L’arrêt du 3 mai 2011 semble avoir fixé la jurisprudence : « Un motif tiré de la vie personnelle du salarié ne peut en principe justifier un licenciement disciplinaire, sauf s’il constitue un manquement de l’intéressé à une obligation découlant de son contrat de travail. » Trois exemples d’actualité : la liberté d’expression du collaborateur dans sa vie privée, le contrôle patronal des courriels et dossiels, mais aussi les errements d’un représentant du personnel dans l’exécution de son mandat.

LIBERTÉ D’EXPRESSION : ILLICÉITÉ DU LICENCIEMENT DISCIPLINAIRE

Dans notre société de la consommation et donc de la réputation, les frasques et a fortiori les graves dérapages dans leur vie privée de collaborateurs emblématiques (cf. John Galliano) posent un problème majeur d’« image de marque » à leur employeur.

Idem lorsqu’un cadre supérieur confie sur son blog, avec ses fonctions bien en évidence, ses doutes sur un sujet politiquement sensible, ou a fortiori tient des propos très provocants pour l’opinion, donc également très clivants en interne. Ainsi lorsque le vice-président de RMC Moyen-Orient publie un livre très polémique sur le conflit israélo-palestinien, entraînant moult remous en interne : pétitions, motion abrupte adoptée en AG… Son employeur devait-il compter les points Licencié pour faute grave, il a obtenu le 9 mai 2011, de façon a priori troublante mais juridiquement prévisible, un défaut de cause réelle et sérieuse :

a) « Un fait de la vie personnelle occasionnant un trouble dans l’entreprise ne peut justifier un licenciement disciplinaire. »

b) « Le reproche fait au salarié, comme constitutif d’une faute grave, d’avoir entrepris de relancer la polémique consécutive à la parution d’un article de presse rapportant des propos dont il contestait la teneur, n’était pas établi. »

Se tromper de terrain en invoquant non un trouble caractérisé mais une faute disciplinaire coûte donc automatiquement un défaut de cause réelle et sérieuse.

Car, à l’instar du principe de laïcité limité aux seuls services publics, le devoir de réserve n’existe pas dans l’entreprise privée. Mais n’importe qui ne peut pas dire n’importe quoi : L. 1221-1 veille, et des clauses contractuelles spécifiques peuvent rappeler au salarié ses obligations. Il n’est enfin pas interdit d’avoir un minimum de bon sens : « Le problème, aujourd’hui, c’est que la bêtise pense. » (Jean Cocteau.)

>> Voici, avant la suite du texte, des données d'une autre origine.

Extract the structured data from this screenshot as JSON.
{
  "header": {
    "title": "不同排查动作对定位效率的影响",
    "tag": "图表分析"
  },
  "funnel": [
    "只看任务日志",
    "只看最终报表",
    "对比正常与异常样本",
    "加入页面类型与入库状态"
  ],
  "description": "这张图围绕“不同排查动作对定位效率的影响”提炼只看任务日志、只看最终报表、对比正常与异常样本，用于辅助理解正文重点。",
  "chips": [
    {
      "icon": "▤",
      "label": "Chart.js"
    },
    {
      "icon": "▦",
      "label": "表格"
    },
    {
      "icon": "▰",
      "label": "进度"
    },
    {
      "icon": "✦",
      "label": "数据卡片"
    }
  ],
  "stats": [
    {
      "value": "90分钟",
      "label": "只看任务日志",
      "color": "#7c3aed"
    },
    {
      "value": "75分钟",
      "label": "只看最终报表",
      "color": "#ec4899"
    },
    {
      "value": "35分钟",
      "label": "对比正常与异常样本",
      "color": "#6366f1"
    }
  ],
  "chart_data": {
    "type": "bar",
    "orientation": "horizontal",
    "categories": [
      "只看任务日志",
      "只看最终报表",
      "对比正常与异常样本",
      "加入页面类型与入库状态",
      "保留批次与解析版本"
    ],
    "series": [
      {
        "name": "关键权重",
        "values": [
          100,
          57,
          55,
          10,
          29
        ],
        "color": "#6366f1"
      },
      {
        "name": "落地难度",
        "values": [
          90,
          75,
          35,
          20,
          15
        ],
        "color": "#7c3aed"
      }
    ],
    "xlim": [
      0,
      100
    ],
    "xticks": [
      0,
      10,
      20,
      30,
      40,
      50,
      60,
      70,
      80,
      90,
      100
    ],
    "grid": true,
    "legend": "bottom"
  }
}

COURRIELS ET DOSSIELS : DIFFÉRENCE ENTRE OUVERTURE ET UTILISATION DU CONTENU

Tout salaire méritant travail, sur temps et lieu de travail, le salarié est présumé travailler : l’employeur a donc accès à ses courriels et dossiels non titrés « Privé ». Mais si une fois ouverts leur contenu s’avère privé

Pédagogique synthèse avec l’arrêt du 5 juillet 2011 séparant nettement ouverture licite et utilisation illicite du contenu à des fins disciplinaires. Un cadre supérieur est licencié pour faute : dans sa messagerie professionnelle figurent des messages et photos érotiques liés à une correspondance intime avec une consentante, sinon très volontaire salariée de l’entreprise : « Même au temps et au lieu du travail, le salarié a droit au respect de l’intimité de sa vie privée. Si l’employeur peut consulter les fichiers qui n’ont pas été identifiés comme personnels par le salarié, il ne peut les utiliser pour le sanctionner s’ils s’avèrent relever de sa vie privée. La cour d’appel, qui a relevé que les messages d’ordre privé échangés avec une collègue de l’entreprise étaient pour la plupart à l’initiative de celle-ci, notamment celui contenant en pièce jointe non identifiée des photos érotiques, et que l’intéressé s’était contenté de les conserver dans sa boîte de messagerie sans les enregistrer ni les diffuser, a légalement justifié sa décision » (de licenciement sans cause réelle et sérieuse).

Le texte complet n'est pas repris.